Pubdate: Wed, 01 Mar 2000
Source: Baltimore Sun (MD)
Copyright: 2000 The Baltimore Sun, a Times Mirror Newspaper.
Contact:  http://www.sunspot.net/
Forum: http://www.sunspot.net/cgi-bin/ultbb/Ultimate.cgi?actionintro
Author: Lyle Denniston

JUSTICES UNUSUALLY RELUCTANT TO EXPAND POLICE SEARCH POWERS

Frisking Suspects For Guns Based On Anonymous Tips Gets Skeptical
Reception

WASHINGTON -- For police expecting the Supreme Court to let them
expand their powers to fight drugs and street crime, yesterday was not
a promising day.

Ordinarily, the conservative-dominated court is quite sympathetic to
police authority and seldom acts to curb it. So, lawyers speaking for
police or federal agents usually approach the court with optimism.
There was less reason for that yesterday.

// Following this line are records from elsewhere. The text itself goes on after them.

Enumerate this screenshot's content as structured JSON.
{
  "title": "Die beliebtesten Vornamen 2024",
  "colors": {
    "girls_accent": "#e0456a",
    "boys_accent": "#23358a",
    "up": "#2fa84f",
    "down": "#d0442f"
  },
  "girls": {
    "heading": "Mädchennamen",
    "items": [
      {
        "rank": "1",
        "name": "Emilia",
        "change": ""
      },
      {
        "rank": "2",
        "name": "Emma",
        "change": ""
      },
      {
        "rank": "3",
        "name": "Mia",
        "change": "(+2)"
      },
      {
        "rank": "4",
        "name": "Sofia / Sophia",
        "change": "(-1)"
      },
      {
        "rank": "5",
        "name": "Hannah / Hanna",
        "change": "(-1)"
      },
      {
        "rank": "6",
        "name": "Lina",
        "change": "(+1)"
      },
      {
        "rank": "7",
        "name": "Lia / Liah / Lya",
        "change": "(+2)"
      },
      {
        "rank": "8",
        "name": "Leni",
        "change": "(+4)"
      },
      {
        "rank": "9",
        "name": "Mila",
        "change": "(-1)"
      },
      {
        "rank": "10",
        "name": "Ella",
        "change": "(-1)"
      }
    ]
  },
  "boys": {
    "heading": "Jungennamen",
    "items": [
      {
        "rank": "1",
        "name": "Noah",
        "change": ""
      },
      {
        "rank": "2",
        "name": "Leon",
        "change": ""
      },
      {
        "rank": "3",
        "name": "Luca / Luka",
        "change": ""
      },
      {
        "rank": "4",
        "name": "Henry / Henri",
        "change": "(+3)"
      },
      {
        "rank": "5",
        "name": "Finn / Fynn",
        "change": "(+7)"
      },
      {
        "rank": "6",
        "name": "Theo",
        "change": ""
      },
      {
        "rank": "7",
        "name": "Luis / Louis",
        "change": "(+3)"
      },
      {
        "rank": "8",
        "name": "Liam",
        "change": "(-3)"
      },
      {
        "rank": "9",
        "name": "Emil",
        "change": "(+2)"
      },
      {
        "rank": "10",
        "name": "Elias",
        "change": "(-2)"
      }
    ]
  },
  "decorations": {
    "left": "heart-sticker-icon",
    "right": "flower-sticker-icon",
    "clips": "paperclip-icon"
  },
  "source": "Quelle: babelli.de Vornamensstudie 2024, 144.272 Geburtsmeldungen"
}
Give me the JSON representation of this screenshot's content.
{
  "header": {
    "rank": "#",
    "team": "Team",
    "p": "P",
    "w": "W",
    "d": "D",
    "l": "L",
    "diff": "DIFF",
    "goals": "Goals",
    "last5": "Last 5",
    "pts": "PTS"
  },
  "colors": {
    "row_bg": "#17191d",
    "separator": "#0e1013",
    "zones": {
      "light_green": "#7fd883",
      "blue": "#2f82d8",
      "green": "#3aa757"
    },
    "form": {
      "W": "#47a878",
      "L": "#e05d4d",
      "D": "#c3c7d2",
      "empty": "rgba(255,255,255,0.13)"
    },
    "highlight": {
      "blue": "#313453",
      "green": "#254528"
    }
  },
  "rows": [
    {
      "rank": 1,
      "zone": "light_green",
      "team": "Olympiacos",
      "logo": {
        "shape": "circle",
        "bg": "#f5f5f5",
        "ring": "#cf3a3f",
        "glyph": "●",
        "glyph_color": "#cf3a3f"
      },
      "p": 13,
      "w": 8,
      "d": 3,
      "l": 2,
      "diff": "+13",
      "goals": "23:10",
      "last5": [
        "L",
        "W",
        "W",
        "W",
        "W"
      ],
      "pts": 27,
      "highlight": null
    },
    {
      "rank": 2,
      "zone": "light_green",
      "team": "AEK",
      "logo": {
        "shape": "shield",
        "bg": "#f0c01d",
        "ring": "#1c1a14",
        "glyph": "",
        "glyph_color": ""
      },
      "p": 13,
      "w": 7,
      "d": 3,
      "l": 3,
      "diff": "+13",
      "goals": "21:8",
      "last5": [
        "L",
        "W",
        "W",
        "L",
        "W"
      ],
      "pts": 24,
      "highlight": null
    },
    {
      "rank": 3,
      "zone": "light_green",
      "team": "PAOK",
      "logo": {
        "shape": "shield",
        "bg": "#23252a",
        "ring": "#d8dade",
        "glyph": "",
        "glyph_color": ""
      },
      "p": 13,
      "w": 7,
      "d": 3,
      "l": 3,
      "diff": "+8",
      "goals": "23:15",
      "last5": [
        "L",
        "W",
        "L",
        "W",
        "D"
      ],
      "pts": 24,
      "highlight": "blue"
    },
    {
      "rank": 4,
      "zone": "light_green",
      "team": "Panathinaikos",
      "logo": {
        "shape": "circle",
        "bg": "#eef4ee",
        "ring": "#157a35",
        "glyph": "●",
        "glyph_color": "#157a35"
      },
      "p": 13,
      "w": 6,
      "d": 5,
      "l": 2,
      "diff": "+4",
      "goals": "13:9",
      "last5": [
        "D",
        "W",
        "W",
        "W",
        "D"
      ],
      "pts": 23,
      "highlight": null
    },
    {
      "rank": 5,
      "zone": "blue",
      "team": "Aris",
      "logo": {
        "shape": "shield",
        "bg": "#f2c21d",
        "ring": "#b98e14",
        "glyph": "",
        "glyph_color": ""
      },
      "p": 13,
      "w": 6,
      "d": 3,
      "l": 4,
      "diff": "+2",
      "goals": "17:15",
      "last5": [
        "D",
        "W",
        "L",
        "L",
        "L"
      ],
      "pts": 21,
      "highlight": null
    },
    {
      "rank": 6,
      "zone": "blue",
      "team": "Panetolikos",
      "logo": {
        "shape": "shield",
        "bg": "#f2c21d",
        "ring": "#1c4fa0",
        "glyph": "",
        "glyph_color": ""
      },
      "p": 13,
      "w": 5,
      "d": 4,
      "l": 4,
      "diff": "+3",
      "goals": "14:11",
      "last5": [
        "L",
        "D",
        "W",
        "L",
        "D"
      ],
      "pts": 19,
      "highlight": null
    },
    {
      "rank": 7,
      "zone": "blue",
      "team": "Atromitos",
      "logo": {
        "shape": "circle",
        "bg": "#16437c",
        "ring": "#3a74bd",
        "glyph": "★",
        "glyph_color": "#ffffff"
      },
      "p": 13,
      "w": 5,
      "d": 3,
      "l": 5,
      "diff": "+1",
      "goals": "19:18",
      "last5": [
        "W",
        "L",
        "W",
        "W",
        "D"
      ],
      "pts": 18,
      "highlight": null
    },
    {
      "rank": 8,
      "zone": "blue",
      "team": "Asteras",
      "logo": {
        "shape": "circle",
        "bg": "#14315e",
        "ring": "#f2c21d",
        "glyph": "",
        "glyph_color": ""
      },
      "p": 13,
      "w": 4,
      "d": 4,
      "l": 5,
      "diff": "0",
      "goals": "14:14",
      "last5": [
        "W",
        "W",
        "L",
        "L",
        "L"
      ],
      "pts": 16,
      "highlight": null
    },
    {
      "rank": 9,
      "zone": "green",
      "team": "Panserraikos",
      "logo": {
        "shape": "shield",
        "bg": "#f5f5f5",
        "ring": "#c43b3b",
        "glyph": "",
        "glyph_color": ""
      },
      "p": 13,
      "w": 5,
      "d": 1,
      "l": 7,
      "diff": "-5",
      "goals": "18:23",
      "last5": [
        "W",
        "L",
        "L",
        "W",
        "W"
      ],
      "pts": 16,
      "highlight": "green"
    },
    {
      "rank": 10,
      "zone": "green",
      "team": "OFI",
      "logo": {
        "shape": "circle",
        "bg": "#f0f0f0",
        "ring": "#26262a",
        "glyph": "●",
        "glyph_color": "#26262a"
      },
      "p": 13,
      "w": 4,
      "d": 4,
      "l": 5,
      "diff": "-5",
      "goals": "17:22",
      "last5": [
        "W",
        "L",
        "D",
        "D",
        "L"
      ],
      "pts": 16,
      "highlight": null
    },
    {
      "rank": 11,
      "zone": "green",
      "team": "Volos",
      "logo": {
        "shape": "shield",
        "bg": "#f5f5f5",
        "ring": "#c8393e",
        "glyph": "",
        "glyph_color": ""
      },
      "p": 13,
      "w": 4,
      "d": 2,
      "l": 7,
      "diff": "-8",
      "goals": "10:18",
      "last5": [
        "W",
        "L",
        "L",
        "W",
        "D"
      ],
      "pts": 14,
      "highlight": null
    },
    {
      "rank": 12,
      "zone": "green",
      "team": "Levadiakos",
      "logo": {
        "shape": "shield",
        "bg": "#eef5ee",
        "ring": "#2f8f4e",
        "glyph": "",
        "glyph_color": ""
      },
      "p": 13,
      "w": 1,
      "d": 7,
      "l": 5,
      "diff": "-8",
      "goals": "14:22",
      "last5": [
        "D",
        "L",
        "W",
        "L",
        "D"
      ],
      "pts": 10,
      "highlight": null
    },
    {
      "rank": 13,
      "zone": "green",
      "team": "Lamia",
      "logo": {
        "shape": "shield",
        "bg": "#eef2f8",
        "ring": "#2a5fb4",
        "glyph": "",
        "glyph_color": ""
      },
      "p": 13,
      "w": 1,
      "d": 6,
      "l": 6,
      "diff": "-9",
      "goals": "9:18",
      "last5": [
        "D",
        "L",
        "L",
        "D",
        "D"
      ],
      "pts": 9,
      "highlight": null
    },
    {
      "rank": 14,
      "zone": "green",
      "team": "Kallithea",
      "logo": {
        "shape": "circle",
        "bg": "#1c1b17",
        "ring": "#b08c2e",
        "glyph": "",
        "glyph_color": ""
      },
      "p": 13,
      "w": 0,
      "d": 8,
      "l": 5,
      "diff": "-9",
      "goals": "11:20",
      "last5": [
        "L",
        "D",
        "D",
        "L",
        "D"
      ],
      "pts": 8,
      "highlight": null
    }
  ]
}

In back-to-back hearings, lawyers representing a federal border patrol
agent and a Miami policewoman encountered skepticism -- and some
ridicule -- for advocating a pair of proposals that would
significantly enlarge officers' investigative authority.

The first was a suggestion that officers be allowed to go down the
aisles of buses or trains and manipulate or feel the passengers'
luggage in overhead racks, to see if the bags contain drugs.

The second was a proposal to allow police to frisk someone based
solely on an anonymous tip that someone on the street has a gun.

As the hearing progressed in each case, the justices appeared to
develop a growing uneasiness about the threats to privacy from each of
those ideas.

Some of the justices voiced concern about how the courts should deal
with anonymous tips suggesting that someone at a school or other
public building has a gun or a bomb. Mentioning the shootings at
Columbine High School in Colorado, the justices appeared to be
searching for reasons to allow tips to be followed up swiftly in those
situations.

Border Patrol Luggage Search

In the luggage dispute, Jeffrey A. Lamken, a Justice Department
lawyer, suggested that because anyone who puts a bag in an overheard
bin on a bus runs the risk that others will handle it, they should
have no privacy claim against a police officer who checks it.

Justice Sandra Day O'Connor shot back:

"Yes, but do the other passengers squeeze and manipulate the bags in a
way to disclose their contents? I don't think so."

Justice Anthony M. Kennedy suggested that fellow passengers typically
move someone's luggage around only to make room for their own, and
that perhaps police should not be allowed to go beyond such minimal
touching.

A border patrol agent's squeezing and manipulating of a passenger's
soft canvas bag in the rack of a bus stopped at a border checkpoint in
Texas turned up more than a pound of methamphetamine. The passenger,
Steven Dewayne Bond, was convicted of drug trafficking and sentenced
to 57 months in prison.

His attorney, M. Carolyn Fuentes, argued that travelers put their
belongings in luggage to protect their privacy, in the same way that
they put personal items in their pockets. Police officers, Fuentes
said, should not be allowed to search either, unless they have proof
that something illegal will be found.

After encountering tough questioning at the outset from Justice
Antonin Scalia, Fuentes appeared to gain the court's sympathy as she
went along, and the justices then engaged in harder questioning of
Lamken.

In the second case, Michael J. Neimand, an assistant attorney general
in Florida, ran into aggressive questioning by O'Connor from the beginning.

Anonymous Tips

O'Connor bluntly told Neimand that he could not win new frisking
powers for police, based solely on tips about someone having a gun,
"unless we somehow extend" past rulings that have limited the use of
unsubstantiated tips.

Scalia warned that if police can frisk based on nothing but a tip
about a gun, there would be nothing to stop them from making
full-blown searches with no more than anonymous tips. Scalia ridiculed
the notion.

Scalia also suggested that police might call each other with phony
tips to help justify frisking someone on the street when officers had
no reason to suspect that a crime was about to happen.

In the Florida case, the state supreme court barred prosecutors from
using as evidence a gun that a policewoman found on a 15-year-old she
had frisked on a street corner. She had approached the youth based on
an anonymous tip that one of three black youths on a corner, wearing a
plaid shirt, had a gun.

What about tips at schools?

A public defender for the youth, Harvey J. Sepler, had a fairly easy
time before the court, but did run into some difficulty. That came
when several justices began exploring how to deal with tips about guns
or bombs at schools. O'Connor told Sepler that everyone has become
"very nervous about danger to students."

Sepler replied that police should be allowed to follow up immediately
on such tips, but only when it was clear there was "an actual or
immediate threat."

Rulings on the two cases are expected by early summer.